Environ 46 millions de tonnes d’hydrogène naturel pourraient être présentes dans le sous-sol lorrain. Ce volume représente plus de 60 % de la production annuelle mondiale d’hydrogène, majoritairement grise aujourd’hui.
L’hydrogène naturel est-il déjà utilisé ?
Non, pas encore à grande échelle. Mais des projets pilotes sont en cours, notamment pour des usages industriels et de mobilité lourde. L’exploitation industrielle n’est pas envisagée avant 2028, le temps de valider la durabilité et la sécurité du procédé.
Quels sont les principaux avantages écologiques ?
L’hydrogène naturel évite les émissions de CO₂ liées à la production à partir de gaz naturel.
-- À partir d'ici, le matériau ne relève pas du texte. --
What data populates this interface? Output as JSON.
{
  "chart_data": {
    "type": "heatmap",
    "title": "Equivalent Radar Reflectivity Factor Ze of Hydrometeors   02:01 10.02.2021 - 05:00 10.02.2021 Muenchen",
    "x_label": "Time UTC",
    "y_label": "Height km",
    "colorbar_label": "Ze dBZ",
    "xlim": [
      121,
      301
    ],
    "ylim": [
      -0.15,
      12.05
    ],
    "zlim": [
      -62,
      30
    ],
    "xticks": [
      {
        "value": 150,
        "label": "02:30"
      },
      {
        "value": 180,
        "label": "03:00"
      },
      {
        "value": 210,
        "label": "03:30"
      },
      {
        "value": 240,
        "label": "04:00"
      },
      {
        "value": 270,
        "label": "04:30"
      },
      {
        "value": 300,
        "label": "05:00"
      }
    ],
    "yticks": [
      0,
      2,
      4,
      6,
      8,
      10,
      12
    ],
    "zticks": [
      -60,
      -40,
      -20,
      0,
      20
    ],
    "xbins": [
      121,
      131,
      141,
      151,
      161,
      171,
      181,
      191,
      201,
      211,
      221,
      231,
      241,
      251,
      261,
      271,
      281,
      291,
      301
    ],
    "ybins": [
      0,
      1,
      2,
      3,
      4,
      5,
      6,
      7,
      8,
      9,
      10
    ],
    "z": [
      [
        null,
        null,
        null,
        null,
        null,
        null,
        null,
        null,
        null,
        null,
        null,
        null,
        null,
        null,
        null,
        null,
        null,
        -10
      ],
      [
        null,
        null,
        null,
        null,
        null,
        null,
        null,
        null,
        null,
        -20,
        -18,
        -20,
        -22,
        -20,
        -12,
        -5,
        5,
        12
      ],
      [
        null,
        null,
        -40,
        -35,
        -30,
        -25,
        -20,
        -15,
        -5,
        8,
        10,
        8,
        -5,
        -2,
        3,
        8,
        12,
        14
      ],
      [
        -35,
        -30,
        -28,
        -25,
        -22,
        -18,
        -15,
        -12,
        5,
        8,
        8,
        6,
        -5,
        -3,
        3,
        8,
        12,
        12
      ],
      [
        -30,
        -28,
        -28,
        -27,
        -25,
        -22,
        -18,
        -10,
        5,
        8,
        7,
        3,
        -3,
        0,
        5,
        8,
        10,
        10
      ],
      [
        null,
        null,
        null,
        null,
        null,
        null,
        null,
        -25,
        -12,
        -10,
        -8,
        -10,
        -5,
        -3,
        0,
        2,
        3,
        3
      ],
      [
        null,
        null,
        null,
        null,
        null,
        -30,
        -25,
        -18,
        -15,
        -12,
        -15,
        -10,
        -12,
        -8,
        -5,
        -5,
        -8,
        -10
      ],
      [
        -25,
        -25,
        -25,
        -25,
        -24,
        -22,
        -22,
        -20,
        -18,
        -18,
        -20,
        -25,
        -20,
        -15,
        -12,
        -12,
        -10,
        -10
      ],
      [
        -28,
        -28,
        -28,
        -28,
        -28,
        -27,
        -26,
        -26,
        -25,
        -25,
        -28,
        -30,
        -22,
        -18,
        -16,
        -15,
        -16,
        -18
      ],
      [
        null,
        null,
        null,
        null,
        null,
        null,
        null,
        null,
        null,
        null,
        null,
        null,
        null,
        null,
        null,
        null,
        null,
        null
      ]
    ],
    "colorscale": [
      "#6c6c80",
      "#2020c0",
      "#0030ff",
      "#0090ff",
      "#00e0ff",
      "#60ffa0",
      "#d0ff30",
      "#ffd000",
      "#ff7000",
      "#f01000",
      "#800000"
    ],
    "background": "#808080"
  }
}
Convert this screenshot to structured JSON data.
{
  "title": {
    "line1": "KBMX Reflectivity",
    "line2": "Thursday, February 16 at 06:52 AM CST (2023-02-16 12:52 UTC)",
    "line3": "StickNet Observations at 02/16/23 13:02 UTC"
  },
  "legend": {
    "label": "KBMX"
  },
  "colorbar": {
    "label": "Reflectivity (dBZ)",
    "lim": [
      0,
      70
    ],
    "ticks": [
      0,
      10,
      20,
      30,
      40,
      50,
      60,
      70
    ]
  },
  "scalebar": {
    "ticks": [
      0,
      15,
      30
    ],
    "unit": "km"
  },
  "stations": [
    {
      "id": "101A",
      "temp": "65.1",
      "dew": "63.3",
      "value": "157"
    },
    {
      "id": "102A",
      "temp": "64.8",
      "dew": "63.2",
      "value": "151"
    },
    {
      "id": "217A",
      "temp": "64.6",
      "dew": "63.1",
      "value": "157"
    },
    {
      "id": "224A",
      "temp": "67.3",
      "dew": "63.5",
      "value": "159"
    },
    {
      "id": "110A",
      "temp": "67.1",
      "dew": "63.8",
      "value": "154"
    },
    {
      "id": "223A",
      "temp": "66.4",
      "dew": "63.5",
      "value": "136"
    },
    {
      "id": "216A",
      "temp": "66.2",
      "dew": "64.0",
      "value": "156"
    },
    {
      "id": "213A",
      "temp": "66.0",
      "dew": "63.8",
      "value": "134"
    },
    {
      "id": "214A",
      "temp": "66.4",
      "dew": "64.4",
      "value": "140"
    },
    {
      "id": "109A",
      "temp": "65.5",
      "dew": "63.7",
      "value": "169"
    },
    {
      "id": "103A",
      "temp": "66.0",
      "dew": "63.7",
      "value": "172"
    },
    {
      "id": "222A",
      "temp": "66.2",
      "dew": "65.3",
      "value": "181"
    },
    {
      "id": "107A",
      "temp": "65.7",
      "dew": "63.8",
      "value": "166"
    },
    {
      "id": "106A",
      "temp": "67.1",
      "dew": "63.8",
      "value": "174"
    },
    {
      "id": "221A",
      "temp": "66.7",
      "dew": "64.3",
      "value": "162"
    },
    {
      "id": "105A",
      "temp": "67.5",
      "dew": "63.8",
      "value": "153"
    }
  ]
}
Son extraction, si elle est maîtrisée, a une empreinte carbone très faible. Il permet aussi de stocker de l’énergie propre de manière continue, sans dépendre de l’intermittence des renouvelables.
Quel impact sur l’emploi ?
La filière pourrait recréer des emplois qualifiés dans l’extraction, la maintenance, la recherche et l’ingénierie. Elle offre une voie de reconversion aux compétences minières historiques, tout en attirant de nouvelles entreprises et des investissements technologiques.
Conclusion
La découverte de Folschviller n’est pas une révolution annoncée, mais une opportunité mesurée, portée par la science et ancrée dans le réel. Elle ne résoudra pas seule la crise climatique ni la dépendance énergétique. Mais elle offre à la France une chance unique de construire une source d’énergie propre, locale, et durable. Le chemin est semé d’incertitudes, de défis techniques et sociaux. Mais avec rigueur, transparence, et ambition collective, l’hydrogène naturel pourrait bien devenir l’un des piliers de la transition énergétique du XXIe siècle. La Lorraine, autrefois symbole de l’ère fossile, devient ainsi le berceau d’un nouveau souffle. Pas de promesses en l’air, mais des fondations solides, sous terre.